Yale's Environmental Engineering Program Named Among Top 10 in the U.S.

With cutting-edge research and internationally recognized faculty, Yale’s Environmental Engineering program has quickly become a leader in the field. This achievement is underscored by its No. 9 ranking in the 2024 U.S. News & World Report’s Best Graduate Engineering School Rankings for environmental engineering, tying with institutions like MIT, Cornell, Rice, and Purdue.

"The Environmental Engineering program’s consistent high placement in the rankings reflect its caliber of pioneering research and exceptional faculty," said Yale Engineering Dean Jeffrey Brock. "Their highly impactful and widely cited work on critical issues like water purification, air quality monitoring, and the spread of infectious diseases is making waves on a global scale, truly bettering our world."

The program emphasizes a multidisciplinary approach to solving environmental problems, allowing graduate students to pursue their educational and research interests across departmental lines and utilize resources from other departments and schools at Yale.

Research from the environmental engineering program has significantly influenced public discourse on crucial environmental issues today. These include water desalination and wastewater reuse, the impact of energy production and use on air quality and climate change, the environmental implications of engineered nanomaterials, sources of human exposure to bacteria and fungi in built environments, and the chemical reactions in flavored e-cigarette liquids that can irritate users' airways.

Several faculty members have close ties and appointments across the campus, including Yale’s School of the Environment and School of Public Health. They also collaborate with national laboratories like Brookhaven and Pacific Northwest and lead major research centers and initiatives such as NWAI, NEWT, and SEARCH. Additionally, many serve as editors for many of the field’s leading journals and publications.

Despite having a relatively small faculty size of seven full-time members, the program’s impact is considerable. Lea Winter, assistant professor of chemical & environmental engineering, attributes the program’s success to its collaborative and supportive environment.

“It's been exciting to join this community of scientists working to tackle some of the biggest challenges facing society and the planet,” she said. “I am continually inspired by the new fundamental knowledge and technological innovations being developed every day by our students and faculty.”

Winter – a Yale Engineering alum and the program’s most recent faculty hire – has already found success as a recent winner of the Beckman Young Investigator Award. She appreciates the progress and impact the program has already made at a time when critical solutions are needed.

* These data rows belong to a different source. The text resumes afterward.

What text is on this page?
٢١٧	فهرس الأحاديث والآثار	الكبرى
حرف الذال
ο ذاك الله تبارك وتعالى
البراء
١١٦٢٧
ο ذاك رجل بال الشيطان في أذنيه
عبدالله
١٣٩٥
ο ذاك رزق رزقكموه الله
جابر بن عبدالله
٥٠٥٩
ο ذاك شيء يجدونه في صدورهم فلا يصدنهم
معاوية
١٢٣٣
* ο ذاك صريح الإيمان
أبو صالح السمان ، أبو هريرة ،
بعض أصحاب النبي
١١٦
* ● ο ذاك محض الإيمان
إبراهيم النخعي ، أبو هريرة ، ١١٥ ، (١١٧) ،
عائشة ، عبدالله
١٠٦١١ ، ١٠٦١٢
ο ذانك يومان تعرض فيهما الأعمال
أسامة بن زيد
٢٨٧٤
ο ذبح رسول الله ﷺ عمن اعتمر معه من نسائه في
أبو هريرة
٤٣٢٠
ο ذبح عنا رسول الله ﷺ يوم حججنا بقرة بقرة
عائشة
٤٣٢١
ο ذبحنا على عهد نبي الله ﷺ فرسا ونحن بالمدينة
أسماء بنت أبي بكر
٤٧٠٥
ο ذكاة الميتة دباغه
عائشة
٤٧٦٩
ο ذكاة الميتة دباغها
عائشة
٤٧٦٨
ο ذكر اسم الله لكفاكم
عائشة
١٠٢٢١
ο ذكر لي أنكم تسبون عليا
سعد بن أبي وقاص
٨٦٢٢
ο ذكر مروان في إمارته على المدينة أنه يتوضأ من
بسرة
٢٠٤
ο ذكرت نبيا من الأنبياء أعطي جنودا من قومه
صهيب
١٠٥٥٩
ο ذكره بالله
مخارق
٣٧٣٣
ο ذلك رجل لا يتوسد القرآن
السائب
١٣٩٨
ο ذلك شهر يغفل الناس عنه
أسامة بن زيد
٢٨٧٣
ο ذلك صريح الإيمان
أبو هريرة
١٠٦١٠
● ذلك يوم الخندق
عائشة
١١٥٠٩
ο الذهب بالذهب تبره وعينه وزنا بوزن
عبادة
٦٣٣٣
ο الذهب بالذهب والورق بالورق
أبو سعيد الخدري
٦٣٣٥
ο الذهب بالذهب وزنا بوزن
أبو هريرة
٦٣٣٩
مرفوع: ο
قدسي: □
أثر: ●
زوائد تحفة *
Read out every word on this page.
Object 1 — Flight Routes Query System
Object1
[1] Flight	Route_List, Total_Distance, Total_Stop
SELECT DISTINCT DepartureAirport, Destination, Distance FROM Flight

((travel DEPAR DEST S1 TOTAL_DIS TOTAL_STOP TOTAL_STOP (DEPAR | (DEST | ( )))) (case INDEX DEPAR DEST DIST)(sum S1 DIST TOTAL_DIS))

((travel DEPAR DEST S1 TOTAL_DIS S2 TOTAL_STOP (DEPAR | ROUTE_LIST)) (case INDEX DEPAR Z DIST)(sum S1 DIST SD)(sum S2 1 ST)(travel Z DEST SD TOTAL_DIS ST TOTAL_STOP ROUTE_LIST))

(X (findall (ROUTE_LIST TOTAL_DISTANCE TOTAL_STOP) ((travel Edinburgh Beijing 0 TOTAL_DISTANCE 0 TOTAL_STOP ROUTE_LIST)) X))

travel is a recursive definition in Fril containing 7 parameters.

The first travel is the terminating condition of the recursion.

“Witnessing the growth of our department over the last decade – first as an undergraduate student becoming inspired by the urgent engineering challenges of providing access to clean water, then returning as a postdoc to a larger department with an established ecosystem supporting the pursuit of fundamentally new and practical technologies, and now as a faculty member working on building our strengths around areas like climate change solutions – I couldn't imagine a better place to train the next generation of environmental engineers,” she said.

In addition to Environmental Engineering's Top 10 ranking, Yale Engineering's overall school ranking jumped 11 places, marking the largest increase of any Top 50 program.